The doctors exchanged glances. Vera Kornilyevna's lips were smiling faintly, but her eyes—they were fairly laughing with joy.

“Well, all right” Dontsova sat down on his bed. “Describe it in words. How do you feel? What's the difference since you've been here?”

“With pleasure.” Kostoglotov was only too willing. “The pain started to go down after the second session. After the fourth it had gone completely. And my temperature went down too. I'm sleeping very well now, ten hours a night, in any position, and it doesn't hurt. Before, I couldn't find a single comfortable position. I never used to want to loot at food, and now I finish everything and ask for second helpings. And it doesn't hurt.”

“And it doesn't hurt?” Gangart burst out laughing.

“And they give you the second helpings?” Dontsova was laughing too.

“Sometimes. But what else is there to say? My whole attitude to the world has changed. When I arrived I was a dead man. Now I'm alive.”

“No vomiting?”

“No.”

Dontsova and Gangart looked at Kostoglotov and beamed, just as a teacher looks at a star pupil and takes more pride in a question excellently answered than in his own knowledge and experience. Teachers become attached to such pupils.

“Can you feel the tumor?”

“It doesn't bother me any more.”

“But can you feel it?”

“Well, when I lie down I can feel something heavy, almost as if it's rolling around. But it doesn't bother me,” Kostoglotov insisted.

“All right, lie down.”

Kostoglotov went through his routine. (During the past month many doctors and medical students had examined his tumor in various hospitals.
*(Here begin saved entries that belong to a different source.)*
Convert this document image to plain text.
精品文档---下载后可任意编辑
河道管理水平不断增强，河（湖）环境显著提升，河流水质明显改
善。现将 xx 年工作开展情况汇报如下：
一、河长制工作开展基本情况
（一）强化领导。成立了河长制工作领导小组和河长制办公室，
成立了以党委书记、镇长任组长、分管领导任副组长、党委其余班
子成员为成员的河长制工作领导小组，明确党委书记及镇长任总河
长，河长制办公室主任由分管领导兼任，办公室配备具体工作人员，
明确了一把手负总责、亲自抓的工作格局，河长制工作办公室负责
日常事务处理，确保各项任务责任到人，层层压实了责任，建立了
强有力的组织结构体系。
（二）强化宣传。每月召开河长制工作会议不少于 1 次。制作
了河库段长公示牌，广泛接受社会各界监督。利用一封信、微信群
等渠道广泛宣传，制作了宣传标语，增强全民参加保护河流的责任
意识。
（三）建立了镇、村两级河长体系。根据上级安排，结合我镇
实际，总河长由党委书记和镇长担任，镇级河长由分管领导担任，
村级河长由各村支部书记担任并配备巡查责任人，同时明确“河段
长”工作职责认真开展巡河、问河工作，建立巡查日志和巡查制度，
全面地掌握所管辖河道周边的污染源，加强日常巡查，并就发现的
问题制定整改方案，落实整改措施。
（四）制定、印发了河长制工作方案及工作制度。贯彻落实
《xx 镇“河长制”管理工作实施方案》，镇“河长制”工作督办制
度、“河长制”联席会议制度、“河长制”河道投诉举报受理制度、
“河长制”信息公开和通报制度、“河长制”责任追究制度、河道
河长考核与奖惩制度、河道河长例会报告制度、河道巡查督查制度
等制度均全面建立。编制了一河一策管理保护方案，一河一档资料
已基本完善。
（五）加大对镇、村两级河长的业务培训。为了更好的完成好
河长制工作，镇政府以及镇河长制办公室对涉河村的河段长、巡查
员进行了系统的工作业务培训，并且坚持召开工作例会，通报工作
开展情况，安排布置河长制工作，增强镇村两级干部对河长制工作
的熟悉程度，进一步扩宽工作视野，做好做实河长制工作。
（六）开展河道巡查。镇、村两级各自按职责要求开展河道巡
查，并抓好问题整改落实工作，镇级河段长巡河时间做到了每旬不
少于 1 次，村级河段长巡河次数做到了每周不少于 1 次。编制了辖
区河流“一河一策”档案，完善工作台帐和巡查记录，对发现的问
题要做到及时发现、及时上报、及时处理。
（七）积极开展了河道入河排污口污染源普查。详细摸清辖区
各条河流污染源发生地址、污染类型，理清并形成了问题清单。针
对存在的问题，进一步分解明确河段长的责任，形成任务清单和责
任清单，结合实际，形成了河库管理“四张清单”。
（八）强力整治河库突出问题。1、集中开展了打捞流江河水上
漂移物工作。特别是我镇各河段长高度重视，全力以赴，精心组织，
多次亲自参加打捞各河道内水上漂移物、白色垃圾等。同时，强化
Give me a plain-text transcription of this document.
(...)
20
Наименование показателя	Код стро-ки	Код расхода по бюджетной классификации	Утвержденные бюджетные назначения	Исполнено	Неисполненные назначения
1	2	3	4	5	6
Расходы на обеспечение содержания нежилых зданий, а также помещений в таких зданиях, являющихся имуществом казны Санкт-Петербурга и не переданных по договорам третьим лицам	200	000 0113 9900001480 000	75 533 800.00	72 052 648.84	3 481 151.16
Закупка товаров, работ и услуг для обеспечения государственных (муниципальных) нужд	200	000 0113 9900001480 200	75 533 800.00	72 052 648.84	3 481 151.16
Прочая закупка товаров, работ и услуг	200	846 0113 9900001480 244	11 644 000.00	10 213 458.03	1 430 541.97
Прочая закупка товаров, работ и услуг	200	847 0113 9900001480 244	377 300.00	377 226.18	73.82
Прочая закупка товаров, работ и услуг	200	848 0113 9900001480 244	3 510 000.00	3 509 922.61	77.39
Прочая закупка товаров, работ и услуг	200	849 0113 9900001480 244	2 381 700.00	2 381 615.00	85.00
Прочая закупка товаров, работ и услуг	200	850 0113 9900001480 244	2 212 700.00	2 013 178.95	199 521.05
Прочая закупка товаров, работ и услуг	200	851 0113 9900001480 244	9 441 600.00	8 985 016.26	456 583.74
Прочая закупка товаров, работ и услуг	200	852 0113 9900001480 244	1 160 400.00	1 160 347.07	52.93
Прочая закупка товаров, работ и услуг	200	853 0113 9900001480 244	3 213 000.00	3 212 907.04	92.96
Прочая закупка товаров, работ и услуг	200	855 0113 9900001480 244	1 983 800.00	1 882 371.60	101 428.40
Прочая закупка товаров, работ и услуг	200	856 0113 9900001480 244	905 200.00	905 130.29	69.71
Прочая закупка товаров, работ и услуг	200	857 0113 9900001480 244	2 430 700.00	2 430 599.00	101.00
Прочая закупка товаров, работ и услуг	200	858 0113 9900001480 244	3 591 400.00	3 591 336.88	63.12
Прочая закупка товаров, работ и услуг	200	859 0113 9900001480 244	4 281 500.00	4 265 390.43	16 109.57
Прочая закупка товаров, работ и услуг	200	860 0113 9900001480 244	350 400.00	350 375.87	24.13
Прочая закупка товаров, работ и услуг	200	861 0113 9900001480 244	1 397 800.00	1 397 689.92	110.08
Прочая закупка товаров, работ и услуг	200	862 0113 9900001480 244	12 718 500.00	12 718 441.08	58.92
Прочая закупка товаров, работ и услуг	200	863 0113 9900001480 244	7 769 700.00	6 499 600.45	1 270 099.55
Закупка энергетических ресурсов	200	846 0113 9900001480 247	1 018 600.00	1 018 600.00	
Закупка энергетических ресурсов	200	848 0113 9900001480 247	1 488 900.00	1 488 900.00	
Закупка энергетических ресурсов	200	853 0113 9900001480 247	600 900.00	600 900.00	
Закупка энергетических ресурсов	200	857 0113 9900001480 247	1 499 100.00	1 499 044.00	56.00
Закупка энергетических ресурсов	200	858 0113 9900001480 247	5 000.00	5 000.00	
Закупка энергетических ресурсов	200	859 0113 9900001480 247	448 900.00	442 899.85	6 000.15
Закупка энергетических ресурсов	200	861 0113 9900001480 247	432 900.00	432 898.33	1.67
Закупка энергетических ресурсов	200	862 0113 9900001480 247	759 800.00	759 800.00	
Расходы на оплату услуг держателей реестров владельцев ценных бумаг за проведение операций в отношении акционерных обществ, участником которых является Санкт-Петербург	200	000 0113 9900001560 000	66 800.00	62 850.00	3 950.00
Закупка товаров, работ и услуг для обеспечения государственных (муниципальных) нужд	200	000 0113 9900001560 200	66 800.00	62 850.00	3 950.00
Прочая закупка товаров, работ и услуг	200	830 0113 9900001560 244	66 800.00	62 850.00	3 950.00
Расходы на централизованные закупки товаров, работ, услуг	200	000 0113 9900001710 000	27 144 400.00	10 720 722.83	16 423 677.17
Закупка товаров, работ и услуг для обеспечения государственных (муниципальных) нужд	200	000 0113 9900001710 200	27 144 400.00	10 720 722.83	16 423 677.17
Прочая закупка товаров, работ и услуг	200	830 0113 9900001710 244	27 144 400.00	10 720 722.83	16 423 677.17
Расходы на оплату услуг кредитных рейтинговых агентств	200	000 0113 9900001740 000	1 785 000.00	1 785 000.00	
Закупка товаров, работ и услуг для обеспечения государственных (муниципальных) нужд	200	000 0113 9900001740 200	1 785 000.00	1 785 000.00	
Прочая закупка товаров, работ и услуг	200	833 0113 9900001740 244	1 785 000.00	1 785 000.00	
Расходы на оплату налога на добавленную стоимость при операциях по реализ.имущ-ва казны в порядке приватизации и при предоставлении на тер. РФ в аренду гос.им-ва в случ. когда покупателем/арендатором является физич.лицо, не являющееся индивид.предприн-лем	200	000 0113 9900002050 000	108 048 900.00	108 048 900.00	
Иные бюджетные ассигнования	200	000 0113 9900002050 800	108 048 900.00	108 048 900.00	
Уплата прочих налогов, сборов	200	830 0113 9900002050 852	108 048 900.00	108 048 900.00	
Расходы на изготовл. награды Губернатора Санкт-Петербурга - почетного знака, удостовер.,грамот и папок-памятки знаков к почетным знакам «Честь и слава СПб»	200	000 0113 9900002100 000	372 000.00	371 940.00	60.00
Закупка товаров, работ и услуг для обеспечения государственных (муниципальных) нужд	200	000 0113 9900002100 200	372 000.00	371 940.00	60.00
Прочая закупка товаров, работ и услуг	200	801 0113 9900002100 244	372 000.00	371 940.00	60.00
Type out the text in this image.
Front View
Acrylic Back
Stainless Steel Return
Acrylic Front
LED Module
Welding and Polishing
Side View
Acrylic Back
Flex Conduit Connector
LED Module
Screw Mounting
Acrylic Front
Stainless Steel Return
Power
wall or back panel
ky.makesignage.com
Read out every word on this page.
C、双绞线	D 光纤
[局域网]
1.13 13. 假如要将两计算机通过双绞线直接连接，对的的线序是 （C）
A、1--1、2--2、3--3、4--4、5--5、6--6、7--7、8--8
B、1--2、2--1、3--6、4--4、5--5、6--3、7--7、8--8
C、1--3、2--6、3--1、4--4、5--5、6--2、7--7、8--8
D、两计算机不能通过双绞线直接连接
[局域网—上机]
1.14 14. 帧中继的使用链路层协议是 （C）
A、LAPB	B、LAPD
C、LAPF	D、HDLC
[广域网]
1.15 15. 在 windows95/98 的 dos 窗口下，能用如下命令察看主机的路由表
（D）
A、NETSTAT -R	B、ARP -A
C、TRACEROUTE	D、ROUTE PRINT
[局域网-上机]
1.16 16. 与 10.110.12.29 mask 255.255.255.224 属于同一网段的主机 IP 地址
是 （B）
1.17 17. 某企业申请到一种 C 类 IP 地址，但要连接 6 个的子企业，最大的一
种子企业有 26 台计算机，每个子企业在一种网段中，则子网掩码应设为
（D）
They used even to call in colleagues from other rooms to feel it. Everyone had been amazed by it.) He lifted his legs onto the bed, drew up his knees, lay on his back without a pillow and uncovered his stomach. He could feel at once how this toad inside him, his companion through life, had dug itself deep in and was pressing against him.

Ludmila Afanasyevna sat next to him. With gentle, circular movements her hand moved closer to the tumor.

“Don't tense up, don't tense up,” she kept reminding him. He knew he shouldn't but he still kept tensing himself in instinctive defense, hindering the examination. Finally, having persuaded his belly to relax trustingly, she felt, deep down beside the stomach, the edge of the tumor. Then she went on to feel all round it, gently at first, then more firmly, and then, a third time, more firmly still.